A comprehensive health insurance policy is strongly advised for any British expat looking to live in Malaysia. Most British expats living in Malaysia choose to use health insurance to gain access to private medical care. Although this is more expensive than using public medical care services, it significantly reduces waiting time and provides more in-depth service.
Driving In Malaysia
One thing that will make it easier to adjust to life in Malaysia is the fact that they drive on the left. This, coupled with the world-class highways, will make driving seem quite familiar to all British Expats living in Malaysia.
Although Malaysia maintains world-class highways, many expats tend to take advantage of the developed public transport systems. This could be because of the traffic congestion in city centres. Another consideration you should take into account is tolls and parking charges, which are common in the major Malaysian cities. For this you should think about registering for a Touch ‘n Go Card, which will allow you to securely make payments for parking and tolls without needing to carry pockets full of coins all day.
You will be allowed to drive on your UK drivers licence while living in Malaysia for up to three months, or up to a year if you have an International Driving Permit (IDP). After this, you will need to convert your UK driving licence into a local Malaysian driving licence.
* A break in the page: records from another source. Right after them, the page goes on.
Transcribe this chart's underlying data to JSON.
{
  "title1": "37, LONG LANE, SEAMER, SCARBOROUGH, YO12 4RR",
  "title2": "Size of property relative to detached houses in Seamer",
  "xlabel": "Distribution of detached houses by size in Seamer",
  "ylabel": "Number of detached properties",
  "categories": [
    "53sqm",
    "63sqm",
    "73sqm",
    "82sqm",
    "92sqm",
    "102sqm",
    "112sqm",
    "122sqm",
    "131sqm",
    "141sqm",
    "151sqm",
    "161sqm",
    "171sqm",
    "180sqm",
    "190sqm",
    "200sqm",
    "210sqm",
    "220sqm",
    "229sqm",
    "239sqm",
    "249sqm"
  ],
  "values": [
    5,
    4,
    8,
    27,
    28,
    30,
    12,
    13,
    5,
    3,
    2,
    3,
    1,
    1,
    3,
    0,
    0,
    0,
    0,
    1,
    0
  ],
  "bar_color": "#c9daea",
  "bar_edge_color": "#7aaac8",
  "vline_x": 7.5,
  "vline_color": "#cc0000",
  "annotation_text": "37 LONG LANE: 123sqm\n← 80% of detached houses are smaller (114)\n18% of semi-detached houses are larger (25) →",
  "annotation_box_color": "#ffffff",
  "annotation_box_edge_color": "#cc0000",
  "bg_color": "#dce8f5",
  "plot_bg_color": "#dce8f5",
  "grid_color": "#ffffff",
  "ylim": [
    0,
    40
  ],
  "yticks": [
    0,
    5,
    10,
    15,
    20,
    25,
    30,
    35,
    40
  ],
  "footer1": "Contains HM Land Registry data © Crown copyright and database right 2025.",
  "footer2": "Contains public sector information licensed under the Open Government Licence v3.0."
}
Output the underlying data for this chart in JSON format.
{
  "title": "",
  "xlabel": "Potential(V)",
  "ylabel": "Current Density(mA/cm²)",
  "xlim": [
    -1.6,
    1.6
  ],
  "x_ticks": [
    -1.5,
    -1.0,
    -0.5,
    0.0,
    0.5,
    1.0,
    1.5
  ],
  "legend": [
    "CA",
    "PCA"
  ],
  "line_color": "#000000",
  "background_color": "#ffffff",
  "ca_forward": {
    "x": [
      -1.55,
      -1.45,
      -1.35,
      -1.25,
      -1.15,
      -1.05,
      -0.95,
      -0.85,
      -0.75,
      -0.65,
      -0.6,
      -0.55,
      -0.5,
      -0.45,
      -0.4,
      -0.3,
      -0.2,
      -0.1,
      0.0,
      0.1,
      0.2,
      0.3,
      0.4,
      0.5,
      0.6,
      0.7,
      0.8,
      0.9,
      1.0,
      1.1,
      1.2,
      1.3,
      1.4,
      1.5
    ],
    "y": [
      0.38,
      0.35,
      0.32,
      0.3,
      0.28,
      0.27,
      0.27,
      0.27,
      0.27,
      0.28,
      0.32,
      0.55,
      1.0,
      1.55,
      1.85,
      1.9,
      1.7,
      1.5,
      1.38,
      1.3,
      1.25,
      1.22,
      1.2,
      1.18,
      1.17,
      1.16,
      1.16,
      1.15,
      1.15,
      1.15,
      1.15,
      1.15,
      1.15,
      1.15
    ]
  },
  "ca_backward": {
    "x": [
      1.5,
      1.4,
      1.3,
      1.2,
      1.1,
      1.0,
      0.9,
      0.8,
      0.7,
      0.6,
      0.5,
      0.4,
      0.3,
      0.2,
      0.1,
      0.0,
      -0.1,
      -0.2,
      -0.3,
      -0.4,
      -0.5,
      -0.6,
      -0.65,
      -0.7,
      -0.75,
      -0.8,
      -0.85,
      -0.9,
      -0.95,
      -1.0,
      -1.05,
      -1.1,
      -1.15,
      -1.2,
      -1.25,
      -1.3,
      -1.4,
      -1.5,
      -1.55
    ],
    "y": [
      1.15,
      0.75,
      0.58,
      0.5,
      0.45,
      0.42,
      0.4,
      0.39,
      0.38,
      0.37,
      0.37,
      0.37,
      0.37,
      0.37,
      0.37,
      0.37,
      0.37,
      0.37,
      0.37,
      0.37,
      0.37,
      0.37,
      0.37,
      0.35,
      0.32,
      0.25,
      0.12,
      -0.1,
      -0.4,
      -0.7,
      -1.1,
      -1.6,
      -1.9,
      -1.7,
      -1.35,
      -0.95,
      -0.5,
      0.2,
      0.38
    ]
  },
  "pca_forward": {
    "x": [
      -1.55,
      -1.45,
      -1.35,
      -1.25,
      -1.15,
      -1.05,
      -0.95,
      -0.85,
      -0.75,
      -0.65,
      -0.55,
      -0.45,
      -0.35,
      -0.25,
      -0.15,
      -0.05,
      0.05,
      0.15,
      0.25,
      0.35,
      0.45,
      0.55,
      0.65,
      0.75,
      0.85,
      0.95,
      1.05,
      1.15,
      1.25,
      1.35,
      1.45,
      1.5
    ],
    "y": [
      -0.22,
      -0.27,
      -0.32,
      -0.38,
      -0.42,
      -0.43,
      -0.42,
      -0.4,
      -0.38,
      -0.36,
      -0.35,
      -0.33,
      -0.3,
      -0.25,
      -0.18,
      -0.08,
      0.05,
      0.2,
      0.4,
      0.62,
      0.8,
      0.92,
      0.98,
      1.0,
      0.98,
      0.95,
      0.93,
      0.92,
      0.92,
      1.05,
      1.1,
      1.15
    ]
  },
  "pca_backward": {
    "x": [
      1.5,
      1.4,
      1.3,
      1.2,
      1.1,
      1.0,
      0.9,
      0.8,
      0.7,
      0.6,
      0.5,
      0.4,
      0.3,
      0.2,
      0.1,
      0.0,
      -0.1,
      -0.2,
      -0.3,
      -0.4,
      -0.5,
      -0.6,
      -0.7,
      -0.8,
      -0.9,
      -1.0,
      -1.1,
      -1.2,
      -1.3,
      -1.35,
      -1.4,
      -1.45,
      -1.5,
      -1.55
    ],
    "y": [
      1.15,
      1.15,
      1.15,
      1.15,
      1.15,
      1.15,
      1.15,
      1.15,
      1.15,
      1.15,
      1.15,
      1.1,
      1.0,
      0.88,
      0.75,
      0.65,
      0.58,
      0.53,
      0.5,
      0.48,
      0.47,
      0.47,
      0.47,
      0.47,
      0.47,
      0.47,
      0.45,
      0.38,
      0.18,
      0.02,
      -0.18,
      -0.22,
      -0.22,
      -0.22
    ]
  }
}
Getting your Malaysian Driving Licence
Before converting your UK licence into a Malaysian one, you will need to first obtain a Certificate of Entitlement (D737). This needs to be done by contacting the DVLA on (+44) 300 790 6801.
Once you have this, you will need to contact your local JPJ (Malaysian Road Transport Department). In order to convert your licence into a Malaysian one, you will need:
- Your Passport (Original and Copy)
- Your UK Driving Licence (Original and Copy)
- A colour photograph (25mmX32mm)
- Certificate of Entitlement from DVLA
- The Appropriate Fee (Varies between local JPJs)
Once you have received approval from the Director General, you will need to resubmit your application along with the complete JPJL1 application form and the correct fees.
As in the UK, the minimum age to drive in Malaysia is 17.
You should be extra careful to avoid drink driving while living in Malaysia as any charges will be registered on your passport number. This could result in it being difficult for you to exit or enter the country. The blood alcohol concentration (BAC) limit is 0.8, which is the same as in the UK.
If you are charged with drink driving, you will face a heavy fine and could face imprisonment between 3 months and a year.